Досада моя прошла в одну минуту, и Дмитрий снова стал в моих глазах тем же добрым и милым человеком.
– Вы, верно, знаете, отчего я ушел? – сказал я.
– Может быть, – отвечал он, усаживаясь подле меня, – но ежели я и догадываюсь, то не могу сказать отчего, а вы так можете, – сказал он.
– Я и скажу: я ушел потому, что был сердит на вас... не сердит, а мне досадно было. Просто: я всегда боюсь, что вы презираете меня за то, что я еще очень молод.
– Знаете, отчего мы так сошлись с вами, – сказал он, добродушным и умным взглядом отвечая на мое признание, – отчего я вас люблю больше, чем людей, с которыми больше знаком и с которыми у меня больше общего? Я сейчас решил это. У вас есть удивительное, редкое качество – откровенность.
– Да, я всегда говорю именно те вещи, в которых мне стыдно признаться, – подтвердил я, – но только тем, в ком я уверен.
– Да, но чтобы быть уверенным в человеке, надо быть с ним совершенно дружным, а мы с вами не дружны еще, Nicolas; помните, мы говорили о дружбе: чтобы быть истинными друзьями, нужно быть уверенным друг в друге.
– Быть уверенным в том, что ту вещь, которую я скажу вам, уже вы никому не скажете, – сказал я. – А ведь самые важные, интересные мысли именно те, которые мы ни за что не скажем друг другу.
– И какие гадкие мысли! такие подлые мысли, что ежели бы мы знали, что должны признаваться в них, они никогда не смели бы заходить к нам в голову.
– Знаете, какая пришла мне мысль, Nicolas, – прибавил он, вставая со стула и с улыбкой потирая руки. – Сделаемте это, и вы увидите, как это будет полезно для нас обоих: дадим себе слово признаваться во всем друг другу. Мы будем знать друг друга, и нам не будет совестно; а для того чтобы не бояться посторонних, дадим себе слово никогда ни с кем и ничего не говорить друг о друге. Сделаем это.
– Давайте, – сказал я.
И мы действительно сделали это . Что вышло из этого, я расскажу после.

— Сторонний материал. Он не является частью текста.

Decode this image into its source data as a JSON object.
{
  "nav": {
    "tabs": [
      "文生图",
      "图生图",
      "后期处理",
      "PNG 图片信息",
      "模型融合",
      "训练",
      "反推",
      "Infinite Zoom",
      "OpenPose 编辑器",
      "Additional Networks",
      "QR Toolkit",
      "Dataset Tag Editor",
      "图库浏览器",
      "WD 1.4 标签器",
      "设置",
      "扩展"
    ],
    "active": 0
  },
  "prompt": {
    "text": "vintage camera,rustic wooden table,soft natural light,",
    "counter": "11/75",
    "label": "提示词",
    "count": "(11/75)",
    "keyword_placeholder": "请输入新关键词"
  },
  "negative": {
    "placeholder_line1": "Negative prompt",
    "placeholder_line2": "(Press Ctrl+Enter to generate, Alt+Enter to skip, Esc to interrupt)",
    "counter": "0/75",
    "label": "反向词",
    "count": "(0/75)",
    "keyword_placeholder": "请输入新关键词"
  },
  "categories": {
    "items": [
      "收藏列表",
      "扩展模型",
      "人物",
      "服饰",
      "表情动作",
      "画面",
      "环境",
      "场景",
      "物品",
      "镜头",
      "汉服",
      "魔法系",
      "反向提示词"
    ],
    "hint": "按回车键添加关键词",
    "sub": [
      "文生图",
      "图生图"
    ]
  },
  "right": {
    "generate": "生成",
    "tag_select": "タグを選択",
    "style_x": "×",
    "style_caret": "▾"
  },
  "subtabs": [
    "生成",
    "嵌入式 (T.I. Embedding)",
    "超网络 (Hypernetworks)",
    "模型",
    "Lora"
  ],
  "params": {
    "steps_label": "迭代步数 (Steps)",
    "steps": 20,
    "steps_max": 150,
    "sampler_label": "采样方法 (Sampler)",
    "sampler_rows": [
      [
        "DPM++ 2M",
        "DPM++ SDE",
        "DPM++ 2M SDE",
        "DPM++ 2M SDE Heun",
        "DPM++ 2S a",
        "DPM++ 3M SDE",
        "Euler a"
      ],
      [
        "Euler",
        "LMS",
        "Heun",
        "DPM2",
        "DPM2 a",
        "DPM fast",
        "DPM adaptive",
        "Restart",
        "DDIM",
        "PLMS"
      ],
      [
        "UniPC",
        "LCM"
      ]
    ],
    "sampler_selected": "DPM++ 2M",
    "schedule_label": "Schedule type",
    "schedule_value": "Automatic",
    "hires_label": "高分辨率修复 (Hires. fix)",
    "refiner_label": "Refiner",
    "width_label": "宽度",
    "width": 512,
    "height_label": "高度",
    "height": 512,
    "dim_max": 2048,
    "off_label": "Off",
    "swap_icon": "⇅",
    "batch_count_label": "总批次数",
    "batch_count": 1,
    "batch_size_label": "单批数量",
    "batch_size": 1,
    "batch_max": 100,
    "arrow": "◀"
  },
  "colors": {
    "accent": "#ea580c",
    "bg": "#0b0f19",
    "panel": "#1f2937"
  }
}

Карр сказал, что во всякой привязанности есть две стороны: одна любит, другая позволяет любить себя, одна целует, другая подставляет щеку. Это совершенно справедливо; и в нашей дружбе я целовал, а Дмитрий подставлял щеку; но и он готов был целовать меня. Мы любили ровно, потому что взаимно знали и ценили друг друга, но это не мешало ему оказывать влияние на меня, а мне подчиняться ему.
Само собою разумеется, что под влиянием Нехлюдова я невольно усвоил и его направление, сущность которого составляла восторженное обожание идеала добродетели и убеждение в назначении человека постоянно совершенствоваться. Тогда исправить все человечество, уничтожить все пороки и несчастия людские казалось удобоисполнимою вещью, – очень легко и просто казалось исправить самого себя, усвоить все добродетели и быть счастливым...
А впрочем, Бог один знает, точно ли смешны были эти благородные мечты юности, и кто виноват в том, что они не осуществились?..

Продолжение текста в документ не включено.